I used the python library scikit-learn to implement the Bay's classifier. The first step in creating this model was splitting the data into test and training sets. I used a set of 20% for testing the accuracy of the model, and the rest for training the model. The data was in the TF-IDF format, as described before. After a set of TF-IDF and a separate list of the corresponding Classes were created for training, it was passed to the Naive Bay's classifier algorithm (to calculate the 𝑃(𝑌) and 𝑃(𝑋|𝑌) for each class Y). After the model was created, the training set was passed into the model and used to predict what category. The test prediction was then compared to the actual class assigned to each game in the testing set. The accuracy of the classifier can be calculated by the percentage of correct classifications on the testing set. From this initial test, the Naive Bay's classifier had an average accuracy of 66.3%. With the 12 chosen classes, if a class was randomly assigned, it would be expected to be correct about 8% of the time, so 68% is a somewhat successful classifier.
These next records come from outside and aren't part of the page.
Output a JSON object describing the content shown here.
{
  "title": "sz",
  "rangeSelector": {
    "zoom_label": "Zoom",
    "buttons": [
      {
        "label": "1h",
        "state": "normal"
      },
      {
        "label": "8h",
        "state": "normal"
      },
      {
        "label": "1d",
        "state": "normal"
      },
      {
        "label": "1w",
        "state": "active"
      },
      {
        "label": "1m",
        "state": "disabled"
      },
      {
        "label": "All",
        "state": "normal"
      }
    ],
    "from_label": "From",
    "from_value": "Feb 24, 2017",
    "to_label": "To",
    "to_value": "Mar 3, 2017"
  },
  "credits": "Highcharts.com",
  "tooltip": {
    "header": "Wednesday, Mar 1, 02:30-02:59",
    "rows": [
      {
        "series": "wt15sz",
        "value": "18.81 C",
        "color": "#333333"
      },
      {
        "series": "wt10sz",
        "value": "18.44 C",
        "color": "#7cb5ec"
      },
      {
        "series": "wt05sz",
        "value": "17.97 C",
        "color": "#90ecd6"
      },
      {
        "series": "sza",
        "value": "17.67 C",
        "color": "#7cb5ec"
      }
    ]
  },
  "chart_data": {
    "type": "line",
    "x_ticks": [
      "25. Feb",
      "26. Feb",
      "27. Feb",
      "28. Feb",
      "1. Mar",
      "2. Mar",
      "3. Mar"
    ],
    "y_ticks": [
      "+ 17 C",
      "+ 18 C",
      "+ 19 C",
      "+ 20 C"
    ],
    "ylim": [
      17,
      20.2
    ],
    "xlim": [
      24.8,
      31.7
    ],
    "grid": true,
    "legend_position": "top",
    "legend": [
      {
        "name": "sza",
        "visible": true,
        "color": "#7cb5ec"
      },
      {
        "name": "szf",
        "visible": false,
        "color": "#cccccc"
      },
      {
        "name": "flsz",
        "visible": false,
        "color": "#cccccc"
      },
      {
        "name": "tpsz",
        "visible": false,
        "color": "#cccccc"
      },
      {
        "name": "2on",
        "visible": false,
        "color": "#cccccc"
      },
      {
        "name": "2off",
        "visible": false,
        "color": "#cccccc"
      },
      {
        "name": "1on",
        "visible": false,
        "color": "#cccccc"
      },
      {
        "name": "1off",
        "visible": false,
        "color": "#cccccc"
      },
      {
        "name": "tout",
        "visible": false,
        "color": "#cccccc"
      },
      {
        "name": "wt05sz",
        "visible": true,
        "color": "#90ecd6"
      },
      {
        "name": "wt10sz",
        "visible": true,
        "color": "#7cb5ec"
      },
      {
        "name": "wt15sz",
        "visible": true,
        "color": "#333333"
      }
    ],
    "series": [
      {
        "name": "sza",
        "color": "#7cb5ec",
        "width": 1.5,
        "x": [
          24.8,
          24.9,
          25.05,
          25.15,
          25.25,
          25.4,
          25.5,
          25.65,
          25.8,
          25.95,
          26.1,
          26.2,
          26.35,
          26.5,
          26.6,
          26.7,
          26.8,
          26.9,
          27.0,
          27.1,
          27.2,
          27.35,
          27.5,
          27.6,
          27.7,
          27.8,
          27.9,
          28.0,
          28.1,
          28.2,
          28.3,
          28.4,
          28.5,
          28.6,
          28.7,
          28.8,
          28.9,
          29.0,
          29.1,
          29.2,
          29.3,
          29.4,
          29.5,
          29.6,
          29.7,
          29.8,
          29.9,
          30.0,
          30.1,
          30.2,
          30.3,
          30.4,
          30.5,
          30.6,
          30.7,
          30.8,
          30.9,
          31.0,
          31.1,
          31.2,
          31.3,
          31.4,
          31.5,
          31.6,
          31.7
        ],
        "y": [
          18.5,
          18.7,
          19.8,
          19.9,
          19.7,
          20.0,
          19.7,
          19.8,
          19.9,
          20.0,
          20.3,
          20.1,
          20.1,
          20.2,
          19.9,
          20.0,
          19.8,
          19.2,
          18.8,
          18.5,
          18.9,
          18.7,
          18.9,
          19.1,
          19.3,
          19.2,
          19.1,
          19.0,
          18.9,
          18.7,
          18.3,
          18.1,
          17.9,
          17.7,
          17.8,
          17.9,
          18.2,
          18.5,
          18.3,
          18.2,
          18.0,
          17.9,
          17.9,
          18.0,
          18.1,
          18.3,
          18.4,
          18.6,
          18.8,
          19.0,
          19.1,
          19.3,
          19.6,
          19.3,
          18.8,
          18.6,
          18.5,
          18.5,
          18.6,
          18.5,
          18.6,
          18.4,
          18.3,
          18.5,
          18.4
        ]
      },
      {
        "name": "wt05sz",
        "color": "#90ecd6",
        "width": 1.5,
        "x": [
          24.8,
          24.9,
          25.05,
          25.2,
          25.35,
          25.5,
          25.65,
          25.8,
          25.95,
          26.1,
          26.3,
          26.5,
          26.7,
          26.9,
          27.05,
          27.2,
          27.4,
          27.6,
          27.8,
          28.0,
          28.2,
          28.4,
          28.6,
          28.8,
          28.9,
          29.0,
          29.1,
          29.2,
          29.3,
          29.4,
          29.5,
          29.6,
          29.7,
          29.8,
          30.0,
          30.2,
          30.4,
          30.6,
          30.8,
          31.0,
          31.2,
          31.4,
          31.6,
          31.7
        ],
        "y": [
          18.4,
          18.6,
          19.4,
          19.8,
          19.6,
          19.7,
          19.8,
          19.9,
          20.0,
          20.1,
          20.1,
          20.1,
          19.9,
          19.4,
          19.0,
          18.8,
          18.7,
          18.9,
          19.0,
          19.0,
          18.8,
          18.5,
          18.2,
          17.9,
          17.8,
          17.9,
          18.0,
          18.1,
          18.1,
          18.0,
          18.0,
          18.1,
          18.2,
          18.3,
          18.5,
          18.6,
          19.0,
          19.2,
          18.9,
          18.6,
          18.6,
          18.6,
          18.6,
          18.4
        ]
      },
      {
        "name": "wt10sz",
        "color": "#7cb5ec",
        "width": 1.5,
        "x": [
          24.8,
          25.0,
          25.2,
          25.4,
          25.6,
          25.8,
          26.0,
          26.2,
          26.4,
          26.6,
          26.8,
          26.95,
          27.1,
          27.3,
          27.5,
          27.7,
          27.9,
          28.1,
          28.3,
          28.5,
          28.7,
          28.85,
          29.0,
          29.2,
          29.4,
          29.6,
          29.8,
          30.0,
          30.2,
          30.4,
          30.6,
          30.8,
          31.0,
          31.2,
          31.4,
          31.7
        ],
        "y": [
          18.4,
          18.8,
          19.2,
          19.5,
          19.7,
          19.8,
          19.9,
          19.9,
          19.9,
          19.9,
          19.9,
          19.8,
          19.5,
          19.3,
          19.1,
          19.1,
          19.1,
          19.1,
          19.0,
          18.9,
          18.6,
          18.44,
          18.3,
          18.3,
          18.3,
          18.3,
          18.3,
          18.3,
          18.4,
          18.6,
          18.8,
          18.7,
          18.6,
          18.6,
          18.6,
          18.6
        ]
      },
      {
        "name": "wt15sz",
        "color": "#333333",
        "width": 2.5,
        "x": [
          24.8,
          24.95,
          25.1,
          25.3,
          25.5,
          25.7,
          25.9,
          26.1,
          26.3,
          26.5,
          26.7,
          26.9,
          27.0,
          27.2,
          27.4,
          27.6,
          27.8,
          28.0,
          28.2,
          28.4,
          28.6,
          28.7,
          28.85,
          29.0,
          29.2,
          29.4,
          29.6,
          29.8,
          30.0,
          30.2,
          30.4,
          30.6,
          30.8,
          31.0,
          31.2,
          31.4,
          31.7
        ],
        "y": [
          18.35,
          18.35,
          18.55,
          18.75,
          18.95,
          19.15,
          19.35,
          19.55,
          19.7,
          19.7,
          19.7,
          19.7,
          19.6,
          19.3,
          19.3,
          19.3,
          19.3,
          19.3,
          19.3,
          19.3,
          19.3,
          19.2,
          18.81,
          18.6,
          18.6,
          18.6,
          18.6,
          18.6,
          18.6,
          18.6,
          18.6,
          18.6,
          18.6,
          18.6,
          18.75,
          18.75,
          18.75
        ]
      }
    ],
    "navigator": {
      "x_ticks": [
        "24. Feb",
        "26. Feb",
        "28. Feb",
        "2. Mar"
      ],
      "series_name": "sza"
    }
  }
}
After measuring the average accuracy of the algorithm, a confusion matrix chart was created to see which classes were being misclassified. The number of correct and incorrect predictions are summarized with count values and broken down by each class. Correct classification is along the diagonal of the matrix, and any classification not on the diagonal would be misclassified. Classification quality was not equal between each category.
The Confusion matrix shows that a majority of games were categorized as action or adventure since a majority of observed classes were action or adventure. The Bay's classifier assigned a high probability to these classes since P(Y) for these classes was higher than other classes. This worked well on my particular test set since the test set had the same distribution of game categories. On a separate set, such as games from another website, this classifier may misclassify many games as action. The effect of class distribution can be modified to have less impact on the classification outcome by changing the training set distribution of classes. Fitting the number of classes to fit a uniform distribution would cause the P(Y) to be equal for all classes Y. For the Steam Store dataset, fitting the classes to a uniform distribution would be challenging due to the high variance in the number of observations for each class. I also compared the performance of nieve Bay's classifier to the performance of other algorithms. I plotted a bar chart of the accuracy of each algorithm. It was found that, as expected, nieve Bay's was not the most effective algorithm. Despite this, the Bay's classifier was a simple yet effective method of classification.
This accuracy could be improved in several ways. In this project, our training and testing used data from only a single market. The algorithm could be made more robust by including data from more sources. Test data from a broader source would provide a better generalization of videogame descriptions and categories. Additionally, our algorithm could have considered features other than the product description text when classifying products. For example, we could have used product price or player count as a feature. Furthermore, classification algorithms that don't consider the number of observances in test data would better fit the goal of this project. Despite the issues with the Bay's classifier, the system was able to classify videogames by the words used in the description.